HISTORIA A LAS PIÑAS: DUELO INOLVIDABLE

Un 14 de octubre como hoy, hace 43 años, el Luna Park estallaba con el choque entre dos gigantes de la categoría welter: Abel Cachazú y Horacio Saldaño.

Cachazú y Saldaño, dos grandes peso welter de la década del 70.

Cachazú y Saldaño, dos grandes peso welter de los 70.

Octubre de 1972. El boxeo metido en las tripas peleando nuestro podio con el fútbol, algo antes del periodismo. Tribunas de domingo y de noches sabatinas. El país hervía ante la reciente matanza de Trelew, aguardaba que Monzón se sacara de encima a Briscoe como a Bouttier (se llevaría un buen susto) y colocaba en la rampa del hartazgo a la dictadura de Lanusse para abrir las puertas al retorno triunfal del líder peronista, que se preparaba en las gateras madrileñas.
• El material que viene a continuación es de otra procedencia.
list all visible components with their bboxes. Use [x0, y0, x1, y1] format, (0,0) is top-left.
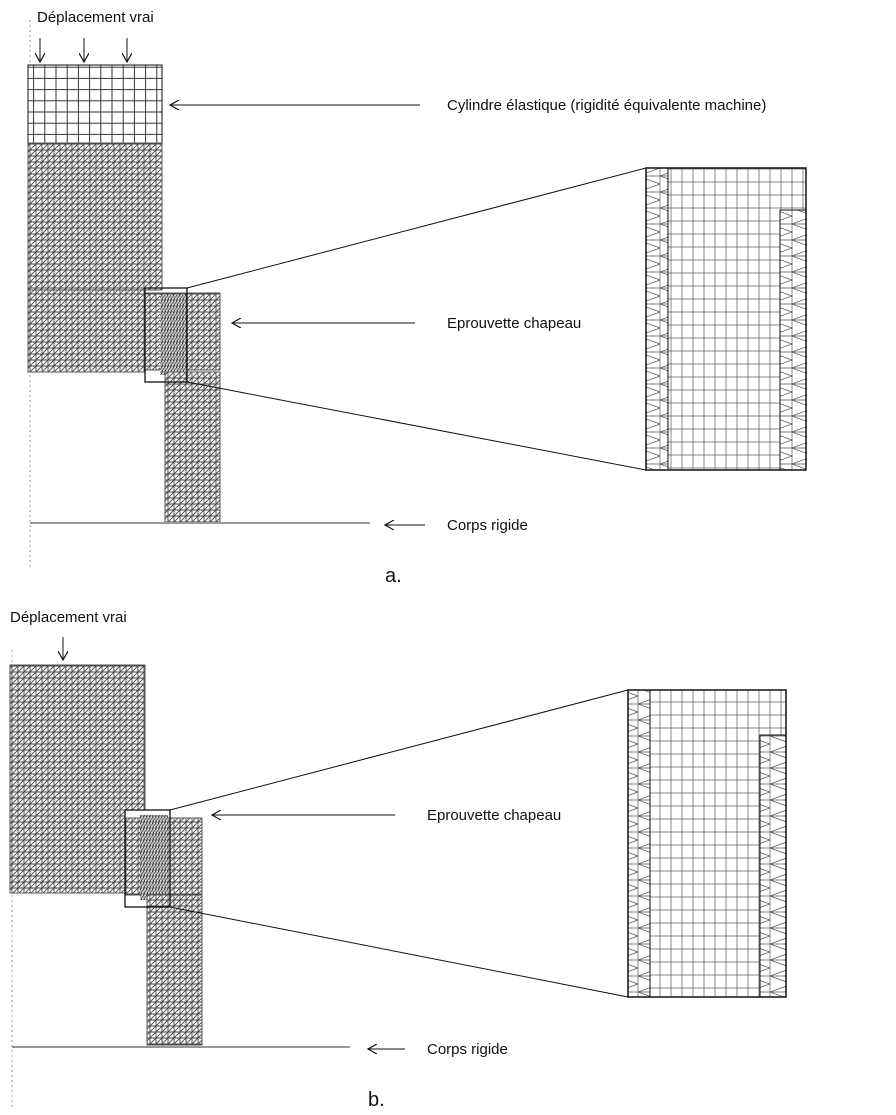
- cylinder-mesh: [28, 65, 162, 143]
- cylinder-label: Cylindre élastique (rigidité équivalente…: [447, 97, 766, 114]
- mesh: [28, 143, 162, 290]
- zoom-line: [170, 907, 628, 997]
- zoom-mesh: [646, 168, 668, 470]
- displacement-label: Déplacement vrai: [37, 9, 154, 26]
- specimen-label: Eprouvette chapeau: [447, 315, 581, 332]
- mesh: [10, 665, 145, 810]
- displacement-label: Déplacement vrai: [10, 609, 127, 626]
- zoom-line: [170, 690, 628, 810]
- specimen-label: Eprouvette chapeau: [427, 807, 561, 824]
- zoom-mesh: [760, 735, 786, 997]
- mesh: [147, 895, 202, 1045]
- zoom-line: [187, 168, 646, 288]
- panel-b: [10, 637, 786, 1110]
- panel-label: a.: [385, 565, 402, 587]
- zoom-mesh: [780, 210, 806, 470]
- mesh: [10, 810, 125, 893]
- mesh: [28, 290, 145, 372]
- mesh-fine: [140, 815, 168, 900]
- rigid-label: Corps rigide: [427, 1041, 508, 1058]
- panel-label: b.: [368, 1089, 385, 1111]
- rigid-label: Corps rigide: [447, 517, 528, 534]
- mesh-fine: [160, 295, 186, 375]
- zoom-mesh: [628, 690, 650, 997]
- figure: Déplacement vrai Cylindre élastique (rig…: [0, 0, 896, 1115]
- mesh: [165, 372, 220, 523]
- zoom-line: [187, 382, 646, 470]
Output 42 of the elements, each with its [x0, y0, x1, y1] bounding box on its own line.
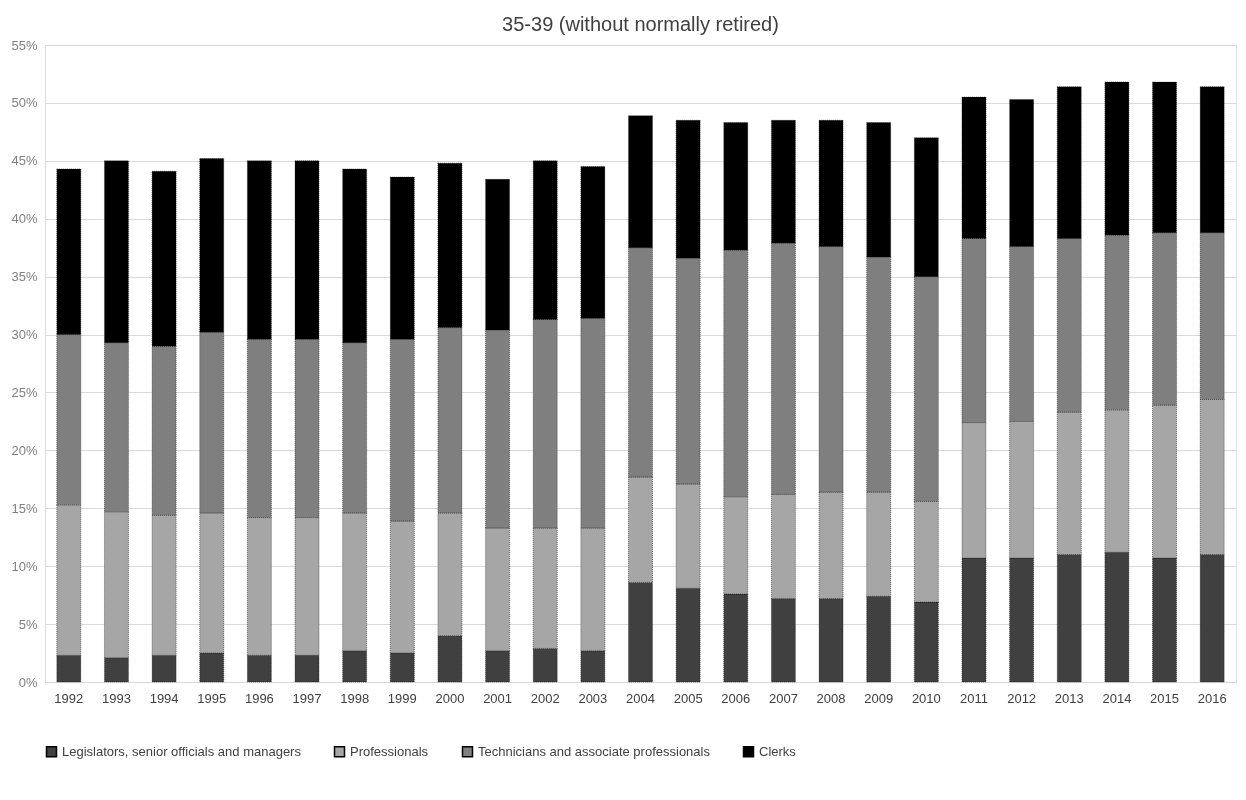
x-tick-label: 2005	[673, 690, 703, 706]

El sábado 14, bien primaveral, comenzó con la consagración de All Boys y su ansiado primer ascenso a primera división. Fuimos en barra sólo para ser testigos de una tremenda emoción ajena. Y desde el estadio de Huracán, marcha lenta hacia el plato fuerte de la fecha en el Luna, el promocionado y atrapante nuevo duelo entre dos enormes del boxeo nacional: Abelardo Albino Cacagüi, mejor conocido como Abel Cachazú (31 años), rey argentino de los medio medianos (así llamábamos a los welters) frente al impetuoso tucumano Horacio Agustín Saldaño (casi 25), ya por ese entonces ídolo y Pantera, tan taquillero como Nicolino, tan querido.

Brillaba en la categoría el sexteto mayor: los protagonistas de esa noche, más Ramón La Cruz, Miguel Campanino, Esteban Osuna y Mario Guilloti, ¡más o menos! Como para adornar las carteleras de toda la temporada. Pero la pelea de esa noche juntaba a los más mentados.

Claro que ya teníamos la entrada desde el miércoles. La fila por Bouchard sumaba doscientos metros, dos horas antes del primer preliminar. Nadie iba a perderse el debut profesional a seis rounds, de ese niño prodigio que fue Carlitos Martinetti. También por eso pagaron 23.345 espectadores. Y nada desentonó.

Todo fue electrizante. Diez rounds, de principio a fin. Inolvidable. A los dos minutos, Saldaño le clavó un tremendo cross de derecha a Cachazú, que voló medio metro y se repuso como pudo. A los 2m35s, otra vez el campeón y su pantaloncito blanco a la lona, sorprendido, aturdido. Escuchó los ocho del conteo mientras las dos populares bramaban. No estaba en juego el título, pero a nadie le importaba. Ya habría tiempo para un tercer capítulo (tres años antes había ganado Saldaño por puntos y hubo otro empate en el 73).

Y Cachazú remontó la cuesta del primer asalto, de la pelea, de las tribunas en contra y de nuestra incredulidad. No habíamos visto nunca tanta adrenalina sobre un ring hasta ese momento. Saldaño lo acorralaba y le lanzaba combinaciones de cuatro golpes. Cacha esquivó, esquivó, esquivó y en un momento pasó a la delantera. Cambió todas las propuestas en una infernal media distancia, a la mexicana, pero caminando con el toque criollo, elegante, fino. Un tigre…contra la endemoniada Pantera, ese vigoroso, veloz y eterno prospecto que nunca calzó corona ni resignó la receta de su idolatría.

Esa noche, de todos modos, Cachazú le birló un pedazo de gloria, entre tanto fragor, concepto técnico, cambio de táctica y cojones al cien por ciento. Dos grandes en acción. Y nosotros transpirando en la cabecera, lejos del cuadrado, pero con ojos jóvenes como para no errarle a ningún golpe, a ninguna mueca.

Saldaño nunca reculó, pero Cachazú lo metió en su maraña de maestro, de su contraataque balanceado, de sus piernas flexibles y, después de pasarla mal en el quinto, encaminó el barco hacia un final de apoteosis.Casi lo derriba con un impecable zurdazo cruzado en el noveno, lo llevó por delante, propuso y contestó. Nada de amarres, todo boxeo ante la presencia pasiva del gran árbitro José Gómez. Final a toda orquesta. Abrazo de los héroes, ovación interminable y empate, qué otra cosa. Dividido el fallo, divididos los corrillos en la calle hasta la madrugada.

El tucumano que generaba delirio con solo saludar en el ring y el operario de Segba que nunca dejó el overol, brindaron aquella noche un espectáculo gigante, un monumento, más grande aun, hoy, 43 años después. Lindo poder contarlo.